If a ranking fails any of these tests, the published numbers are not safe to use as input to any due diligence process. The averages, percentiles, and 'top X traders' lists are functions of the filtering, not of the underlying skill.
Frequently asked questions
References
- Brown, S., Goetzmann, W., Ibbotson, R., Ross, S. (1992). Survivorship Bias in Performance Studies. Review of Financial Studies.
- Malkiel, B. (1995).

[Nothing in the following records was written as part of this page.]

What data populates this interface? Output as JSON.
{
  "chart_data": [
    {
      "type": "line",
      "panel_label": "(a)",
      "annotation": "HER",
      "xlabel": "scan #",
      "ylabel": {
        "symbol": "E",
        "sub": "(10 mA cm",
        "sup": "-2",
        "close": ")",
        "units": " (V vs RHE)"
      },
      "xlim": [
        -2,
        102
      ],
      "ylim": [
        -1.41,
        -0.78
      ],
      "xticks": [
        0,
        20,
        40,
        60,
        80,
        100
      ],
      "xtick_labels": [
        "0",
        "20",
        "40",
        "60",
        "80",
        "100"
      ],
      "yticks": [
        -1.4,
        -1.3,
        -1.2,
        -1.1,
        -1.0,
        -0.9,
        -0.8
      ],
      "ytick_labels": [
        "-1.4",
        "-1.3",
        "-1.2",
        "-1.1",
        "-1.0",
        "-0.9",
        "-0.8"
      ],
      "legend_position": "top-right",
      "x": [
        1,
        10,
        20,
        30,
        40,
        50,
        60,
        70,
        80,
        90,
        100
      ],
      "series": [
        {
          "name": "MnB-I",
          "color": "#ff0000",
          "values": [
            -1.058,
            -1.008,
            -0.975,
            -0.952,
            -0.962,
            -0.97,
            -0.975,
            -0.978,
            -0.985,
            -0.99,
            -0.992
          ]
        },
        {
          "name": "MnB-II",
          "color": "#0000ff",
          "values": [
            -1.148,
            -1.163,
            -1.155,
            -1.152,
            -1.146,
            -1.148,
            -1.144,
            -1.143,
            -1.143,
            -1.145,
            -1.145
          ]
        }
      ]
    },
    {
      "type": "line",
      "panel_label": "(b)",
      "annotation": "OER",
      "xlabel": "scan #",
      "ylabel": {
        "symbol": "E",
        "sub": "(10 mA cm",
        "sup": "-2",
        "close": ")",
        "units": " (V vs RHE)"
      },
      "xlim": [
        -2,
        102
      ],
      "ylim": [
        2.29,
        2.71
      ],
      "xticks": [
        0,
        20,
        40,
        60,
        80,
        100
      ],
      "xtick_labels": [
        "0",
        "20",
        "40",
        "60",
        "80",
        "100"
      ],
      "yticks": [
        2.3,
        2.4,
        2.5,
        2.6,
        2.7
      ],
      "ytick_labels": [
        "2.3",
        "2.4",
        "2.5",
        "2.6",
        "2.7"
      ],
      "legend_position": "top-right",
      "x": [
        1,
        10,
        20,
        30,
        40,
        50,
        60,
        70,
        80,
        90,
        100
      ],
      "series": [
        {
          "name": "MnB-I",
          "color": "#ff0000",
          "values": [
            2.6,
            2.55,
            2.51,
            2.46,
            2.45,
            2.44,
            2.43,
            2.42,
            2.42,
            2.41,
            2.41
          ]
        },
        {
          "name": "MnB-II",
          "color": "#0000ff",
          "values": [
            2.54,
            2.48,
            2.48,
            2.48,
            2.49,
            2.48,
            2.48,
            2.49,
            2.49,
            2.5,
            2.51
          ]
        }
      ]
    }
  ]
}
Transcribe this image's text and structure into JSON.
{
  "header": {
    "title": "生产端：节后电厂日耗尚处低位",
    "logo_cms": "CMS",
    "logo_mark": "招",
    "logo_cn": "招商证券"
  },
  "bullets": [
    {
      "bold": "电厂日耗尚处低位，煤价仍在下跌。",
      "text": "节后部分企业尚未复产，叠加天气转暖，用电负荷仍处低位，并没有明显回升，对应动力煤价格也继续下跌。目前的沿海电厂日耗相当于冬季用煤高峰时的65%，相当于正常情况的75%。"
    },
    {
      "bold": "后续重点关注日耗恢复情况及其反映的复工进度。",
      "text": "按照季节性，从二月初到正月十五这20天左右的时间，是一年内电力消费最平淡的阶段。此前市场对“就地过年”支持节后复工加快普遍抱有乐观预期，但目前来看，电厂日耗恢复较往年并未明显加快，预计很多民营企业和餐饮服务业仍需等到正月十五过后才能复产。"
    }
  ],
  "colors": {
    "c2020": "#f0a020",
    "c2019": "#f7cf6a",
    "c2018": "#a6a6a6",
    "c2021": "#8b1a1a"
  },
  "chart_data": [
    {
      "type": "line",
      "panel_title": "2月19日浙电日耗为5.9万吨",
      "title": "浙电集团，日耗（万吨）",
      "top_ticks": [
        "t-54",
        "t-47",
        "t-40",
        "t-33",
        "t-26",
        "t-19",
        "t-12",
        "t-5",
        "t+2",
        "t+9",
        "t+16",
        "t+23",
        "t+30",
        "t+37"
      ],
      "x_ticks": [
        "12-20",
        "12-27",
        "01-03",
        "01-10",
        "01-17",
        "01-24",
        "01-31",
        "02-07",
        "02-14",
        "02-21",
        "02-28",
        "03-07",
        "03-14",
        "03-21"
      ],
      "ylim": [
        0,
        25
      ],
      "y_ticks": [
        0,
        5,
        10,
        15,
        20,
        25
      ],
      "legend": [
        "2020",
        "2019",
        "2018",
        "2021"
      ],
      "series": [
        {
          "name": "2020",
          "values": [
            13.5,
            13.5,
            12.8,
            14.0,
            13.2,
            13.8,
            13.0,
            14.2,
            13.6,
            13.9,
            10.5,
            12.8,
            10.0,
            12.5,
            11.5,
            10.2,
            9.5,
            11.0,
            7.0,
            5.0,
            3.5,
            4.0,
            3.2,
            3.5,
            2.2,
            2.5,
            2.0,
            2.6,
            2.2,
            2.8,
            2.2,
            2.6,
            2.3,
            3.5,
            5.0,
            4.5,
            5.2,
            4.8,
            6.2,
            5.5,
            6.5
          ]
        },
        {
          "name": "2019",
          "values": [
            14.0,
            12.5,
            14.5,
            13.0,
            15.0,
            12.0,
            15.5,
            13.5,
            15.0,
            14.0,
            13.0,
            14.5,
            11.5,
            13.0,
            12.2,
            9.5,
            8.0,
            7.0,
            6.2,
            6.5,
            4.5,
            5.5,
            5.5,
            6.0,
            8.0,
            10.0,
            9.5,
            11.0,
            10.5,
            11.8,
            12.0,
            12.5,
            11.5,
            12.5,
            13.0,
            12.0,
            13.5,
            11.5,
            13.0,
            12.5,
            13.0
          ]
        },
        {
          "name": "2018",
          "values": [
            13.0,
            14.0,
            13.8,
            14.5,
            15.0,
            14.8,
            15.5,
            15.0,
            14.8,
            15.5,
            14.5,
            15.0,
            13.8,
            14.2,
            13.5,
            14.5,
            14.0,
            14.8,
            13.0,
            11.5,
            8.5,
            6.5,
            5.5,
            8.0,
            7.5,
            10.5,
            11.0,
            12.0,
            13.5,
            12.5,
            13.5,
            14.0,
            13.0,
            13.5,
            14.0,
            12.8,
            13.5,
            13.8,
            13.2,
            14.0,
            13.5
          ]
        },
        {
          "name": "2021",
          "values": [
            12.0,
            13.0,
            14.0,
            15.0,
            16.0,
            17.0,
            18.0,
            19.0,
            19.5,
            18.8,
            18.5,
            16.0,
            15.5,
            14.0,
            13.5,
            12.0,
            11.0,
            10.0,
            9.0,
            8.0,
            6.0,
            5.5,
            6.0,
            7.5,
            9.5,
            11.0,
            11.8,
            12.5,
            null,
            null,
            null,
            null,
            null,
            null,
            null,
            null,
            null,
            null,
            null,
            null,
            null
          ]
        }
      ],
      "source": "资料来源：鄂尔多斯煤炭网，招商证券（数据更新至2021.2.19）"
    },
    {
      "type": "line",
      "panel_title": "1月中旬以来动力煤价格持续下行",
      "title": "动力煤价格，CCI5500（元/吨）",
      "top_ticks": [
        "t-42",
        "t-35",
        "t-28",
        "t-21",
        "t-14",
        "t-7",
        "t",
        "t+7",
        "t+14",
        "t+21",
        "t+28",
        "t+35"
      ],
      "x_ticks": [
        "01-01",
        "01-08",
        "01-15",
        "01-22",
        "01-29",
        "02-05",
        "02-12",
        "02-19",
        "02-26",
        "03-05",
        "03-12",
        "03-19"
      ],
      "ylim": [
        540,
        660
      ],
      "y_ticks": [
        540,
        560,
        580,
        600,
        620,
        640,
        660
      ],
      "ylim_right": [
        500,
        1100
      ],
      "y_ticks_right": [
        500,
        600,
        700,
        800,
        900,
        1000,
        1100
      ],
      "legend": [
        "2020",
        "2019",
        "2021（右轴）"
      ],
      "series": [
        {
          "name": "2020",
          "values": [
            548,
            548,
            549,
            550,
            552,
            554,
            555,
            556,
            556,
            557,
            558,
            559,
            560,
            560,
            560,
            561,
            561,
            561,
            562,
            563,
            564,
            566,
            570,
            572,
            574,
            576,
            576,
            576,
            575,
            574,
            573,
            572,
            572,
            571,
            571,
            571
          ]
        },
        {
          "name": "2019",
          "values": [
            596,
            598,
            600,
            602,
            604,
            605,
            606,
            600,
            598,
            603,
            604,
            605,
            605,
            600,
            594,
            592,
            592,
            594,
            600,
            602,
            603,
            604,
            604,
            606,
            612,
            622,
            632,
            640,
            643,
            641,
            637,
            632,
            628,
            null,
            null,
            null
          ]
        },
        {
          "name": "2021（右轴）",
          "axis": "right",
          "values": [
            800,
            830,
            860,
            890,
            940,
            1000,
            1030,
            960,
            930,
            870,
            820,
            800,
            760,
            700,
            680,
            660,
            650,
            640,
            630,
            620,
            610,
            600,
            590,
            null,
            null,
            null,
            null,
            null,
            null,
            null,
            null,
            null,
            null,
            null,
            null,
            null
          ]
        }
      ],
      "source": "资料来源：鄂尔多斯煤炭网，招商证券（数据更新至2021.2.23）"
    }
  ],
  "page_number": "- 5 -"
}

Returns from Investing in Equity Mutual Funds 1971–1991. Journal of Finance.
- Fung, W., Hsieh, D. (2000). Performance Characteristics of Hedge Funds and Commodity Funds: Natural vs. Spurious Biases. Journal of Financial and Quantitative Analysis.
- Carhart, M., Carpenter, J., Lynch, A., Musto, D. (2002). Mutual Fund Survivorship. Review of Financial Studies.
- Bianchi, D., Babiak, M., Dickerson, A. (2022). Trading Volume and Liquidity Provision in Cryptocurrency Markets. Journal of Banking & Finance.